Wednesday, July 20, 2011

Samiyam - Sam Baker's Album

(Brainfeeder LP)

The LA-based label/collective Brainfeeder – helmed by beat wizard Steven Ellison aka Flying Lotus – have built up one of the more formidable rosters 2011 has to offer. So far we’ve had excellent releases from Tokimonsta, Matthewdavid, Mono/Poly, Jeremiah Jae and Taylor McFerrin, with heavily-anticipated records still to come from jazz-influenced prodigy Thundercat and freshly-signed dubstep figurehead Martyn. Characterised by a wide diversity of styles and a forward-thinking approach (Ellison himself completely overhauled his signature sound for last year’s dazzling Cosmogramma), the label has come a long way since its first official release, which was Samiyam’s Rap Beats Volume 1 in 2009. Probably the closest thing to a ‘quintessential’ Brainfeeder sound, Samiyam’s short, layered and colourful beat-sketches proved to be a major influence on much instrumental hip-hop in the last year or two.

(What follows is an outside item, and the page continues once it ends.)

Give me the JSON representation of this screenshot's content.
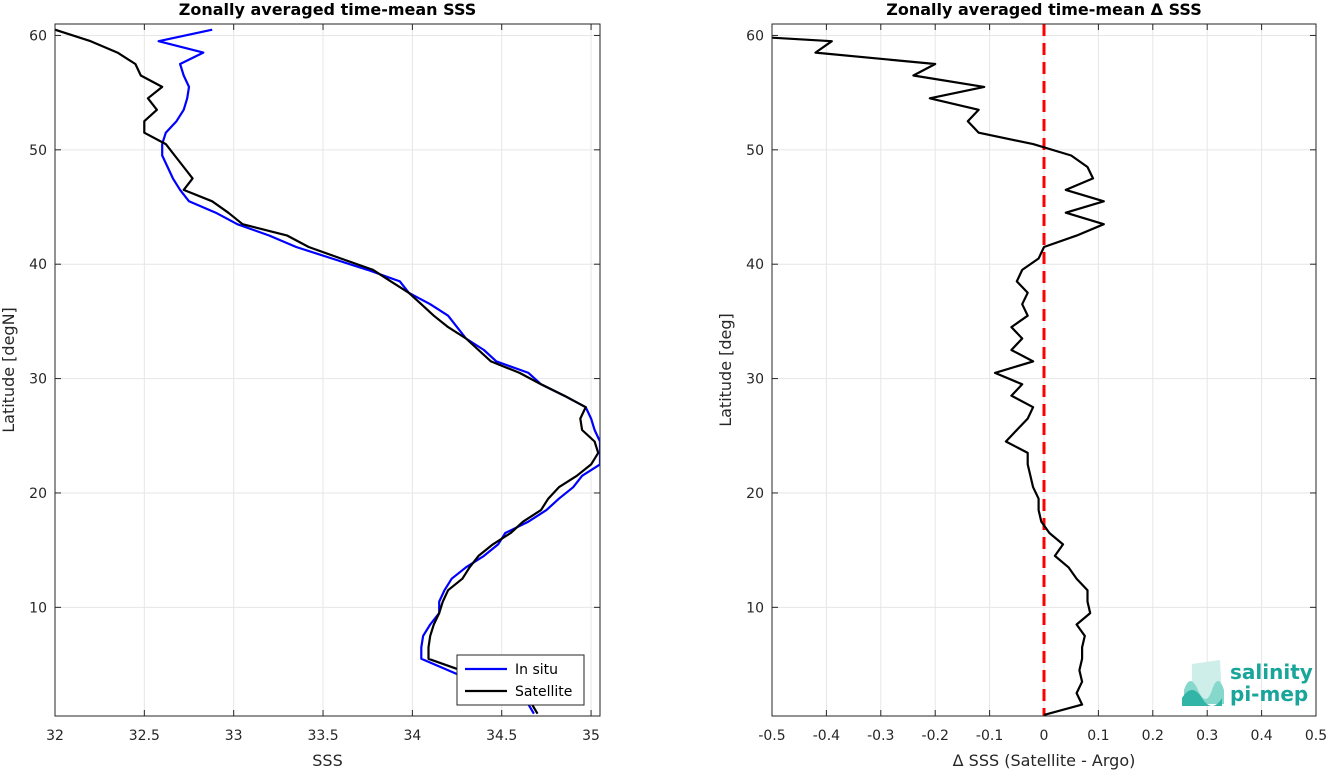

Sam Baker’s Album doesn’t see him deviate too much from the blueprint. Whereas none of the tracks on Rap Beats hit the two-minute mark, Samiyam tends to persist with a groove for a bit longer now; nevertheless, the longest track here comes in at just under four minutes. The producer prefers the concise approach, allowing his catchy creations enough time to shine but cutting them short before they risk sounding repetitive. Opening track ‘Escape’ leads in with deceptive retro-sounding synths before seguing into a more familiar warped and funk-tinged sound. On numbers like ‘Where Am I’ and ‘Cushion’, thick, imposing, bass-heavy grooves mix with hazy, off-kilter touches, making for a subtly hypnotic brew. Elsewhere, the wonky ‘Frosting Packets’ features those unmistakeable 8-bit touches that were in evidence on his Return EP for Hyperdub.


The physicality of the percussion and low-end combined with the trippy quality of the compositions accounts for much of this record’s appeal. While Samiyam tends to stick to those strengths, what Sam Baker’s Album lacks in variety it makes up for in cohesion and atmosphere. As Jamie Redknapp would say: a top, top producer at work.